Yes, you may suffer.  In fact, you will suffer.  We all do.  No one is immune.  We suffer, but through faith we don’t suffer or grieve like those who have no hope.  We suffer even as we entrust our souls to God, our faithful Creator, trusting that He is working all things for good.  Who knows?  Perhaps through your suffering God is working the salvation of others.  Maybe God needs you in the hospital bed or the hospice ward or the divorce court or the prison or homeless under the bridge so that others may see and hear Christ as they see and hear you (cf. Matt 25).  Would that change you?  If you knew that through your suffering others (like your loved ones) would come to faith and enter into salvation, would you pipe down and humbly, faithfully… maybe even joyously bear the cross before you?  God never commands you to know all the “whys” behind His mysterious ways.  That’s why they’re mysterious.  “The mysteries of God belong to God, and the revealed things He gives to us.” He calls you to humbly trust in Him and hold fast to Him, even as you suffer; even as you bear your respective cross.  He calls you to hold fast to and even rejoice in that which He does He reveal to you: the Good News of your salvation in Christ and because of Christ.  No matter how bad things may get, you already know how it all ends.  “It is finished, once and for all.” It is finished, and you are baptized into His death and resurrection.  Folks: How can you not rejoice?  Kind of puts everything else into proper perspective, doesn’t it? 

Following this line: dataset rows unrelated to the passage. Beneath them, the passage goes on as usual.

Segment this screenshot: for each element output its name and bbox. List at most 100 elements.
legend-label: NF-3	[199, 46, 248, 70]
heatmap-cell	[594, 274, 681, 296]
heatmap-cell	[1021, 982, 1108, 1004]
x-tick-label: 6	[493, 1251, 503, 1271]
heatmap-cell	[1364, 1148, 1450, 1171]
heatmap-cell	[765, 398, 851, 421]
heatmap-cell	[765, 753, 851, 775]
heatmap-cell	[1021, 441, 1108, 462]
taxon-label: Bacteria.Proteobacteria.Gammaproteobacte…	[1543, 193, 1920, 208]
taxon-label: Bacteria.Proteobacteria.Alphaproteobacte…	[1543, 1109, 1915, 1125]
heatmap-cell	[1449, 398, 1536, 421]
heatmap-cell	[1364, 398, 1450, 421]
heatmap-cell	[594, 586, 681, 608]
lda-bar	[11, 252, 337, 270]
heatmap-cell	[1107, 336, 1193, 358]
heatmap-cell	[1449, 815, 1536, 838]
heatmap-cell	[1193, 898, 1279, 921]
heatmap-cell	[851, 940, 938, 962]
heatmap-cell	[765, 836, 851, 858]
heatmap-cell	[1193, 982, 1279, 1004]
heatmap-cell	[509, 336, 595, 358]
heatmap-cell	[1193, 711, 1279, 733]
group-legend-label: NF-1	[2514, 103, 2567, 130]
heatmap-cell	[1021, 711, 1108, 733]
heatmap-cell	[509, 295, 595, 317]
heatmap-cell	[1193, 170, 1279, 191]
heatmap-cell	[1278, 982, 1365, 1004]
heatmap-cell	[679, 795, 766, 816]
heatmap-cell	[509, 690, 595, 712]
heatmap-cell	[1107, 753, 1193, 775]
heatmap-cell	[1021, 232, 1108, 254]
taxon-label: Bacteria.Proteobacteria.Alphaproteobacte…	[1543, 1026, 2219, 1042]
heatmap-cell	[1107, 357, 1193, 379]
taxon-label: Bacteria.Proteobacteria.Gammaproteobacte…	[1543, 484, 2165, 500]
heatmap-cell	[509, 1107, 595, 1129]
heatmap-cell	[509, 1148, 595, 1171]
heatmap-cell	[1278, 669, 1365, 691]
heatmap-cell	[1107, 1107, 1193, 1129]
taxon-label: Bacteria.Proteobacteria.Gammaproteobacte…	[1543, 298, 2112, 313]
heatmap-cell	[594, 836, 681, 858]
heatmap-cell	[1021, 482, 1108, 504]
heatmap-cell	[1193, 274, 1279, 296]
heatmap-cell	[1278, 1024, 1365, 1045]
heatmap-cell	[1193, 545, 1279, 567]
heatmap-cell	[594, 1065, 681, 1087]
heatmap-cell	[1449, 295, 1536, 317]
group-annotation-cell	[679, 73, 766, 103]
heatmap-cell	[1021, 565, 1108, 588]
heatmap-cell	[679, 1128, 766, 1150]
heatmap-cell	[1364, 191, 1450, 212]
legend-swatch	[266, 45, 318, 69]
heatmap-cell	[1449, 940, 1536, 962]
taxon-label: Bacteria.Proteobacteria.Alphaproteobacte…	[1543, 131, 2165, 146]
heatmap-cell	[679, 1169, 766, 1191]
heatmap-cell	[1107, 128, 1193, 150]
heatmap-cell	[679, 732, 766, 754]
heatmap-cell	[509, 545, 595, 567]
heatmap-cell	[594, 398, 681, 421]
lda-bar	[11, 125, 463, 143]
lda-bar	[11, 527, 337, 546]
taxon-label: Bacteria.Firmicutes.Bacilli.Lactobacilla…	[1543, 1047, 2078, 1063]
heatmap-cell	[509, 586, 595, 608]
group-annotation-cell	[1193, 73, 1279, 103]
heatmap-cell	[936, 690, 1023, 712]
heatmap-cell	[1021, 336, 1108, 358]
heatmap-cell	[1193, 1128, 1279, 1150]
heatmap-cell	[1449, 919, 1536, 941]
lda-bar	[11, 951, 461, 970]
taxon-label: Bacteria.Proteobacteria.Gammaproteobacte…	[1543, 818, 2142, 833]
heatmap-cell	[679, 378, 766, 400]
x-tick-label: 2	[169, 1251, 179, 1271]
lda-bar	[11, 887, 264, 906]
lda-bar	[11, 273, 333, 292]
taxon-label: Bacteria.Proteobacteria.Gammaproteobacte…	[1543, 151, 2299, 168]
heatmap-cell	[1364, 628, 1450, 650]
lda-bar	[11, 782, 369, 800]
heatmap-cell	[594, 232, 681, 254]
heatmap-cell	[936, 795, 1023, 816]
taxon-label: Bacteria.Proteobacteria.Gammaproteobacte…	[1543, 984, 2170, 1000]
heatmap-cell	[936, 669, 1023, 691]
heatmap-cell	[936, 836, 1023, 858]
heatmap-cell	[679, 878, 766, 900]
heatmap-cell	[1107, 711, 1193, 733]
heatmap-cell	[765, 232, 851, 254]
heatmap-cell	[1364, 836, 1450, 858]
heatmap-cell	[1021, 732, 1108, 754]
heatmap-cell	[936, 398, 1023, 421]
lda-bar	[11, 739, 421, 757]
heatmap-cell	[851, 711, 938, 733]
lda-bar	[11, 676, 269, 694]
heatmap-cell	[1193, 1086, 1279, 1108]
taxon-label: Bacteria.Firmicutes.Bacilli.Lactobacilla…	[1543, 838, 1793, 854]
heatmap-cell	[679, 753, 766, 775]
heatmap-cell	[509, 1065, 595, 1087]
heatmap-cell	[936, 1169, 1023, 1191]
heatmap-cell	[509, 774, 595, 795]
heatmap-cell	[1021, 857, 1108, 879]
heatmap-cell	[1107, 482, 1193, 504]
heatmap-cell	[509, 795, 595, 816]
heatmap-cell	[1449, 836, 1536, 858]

May this cruciform, Christocentric perspective be your focus, your joy, and your peace, now and throughout the new year and into all eternity.  AMEN.

Feel free to use any or all of this sermon for the edification of God's people. It is NOT necessary to ask my permission for any of it! In fact, you don't have to mention me at all. (I think it's highly problematic when pastors seek credit/glory for sermons inspired by the Holy Spirit!) Give praise to God for the fact that He continues to provide for His people.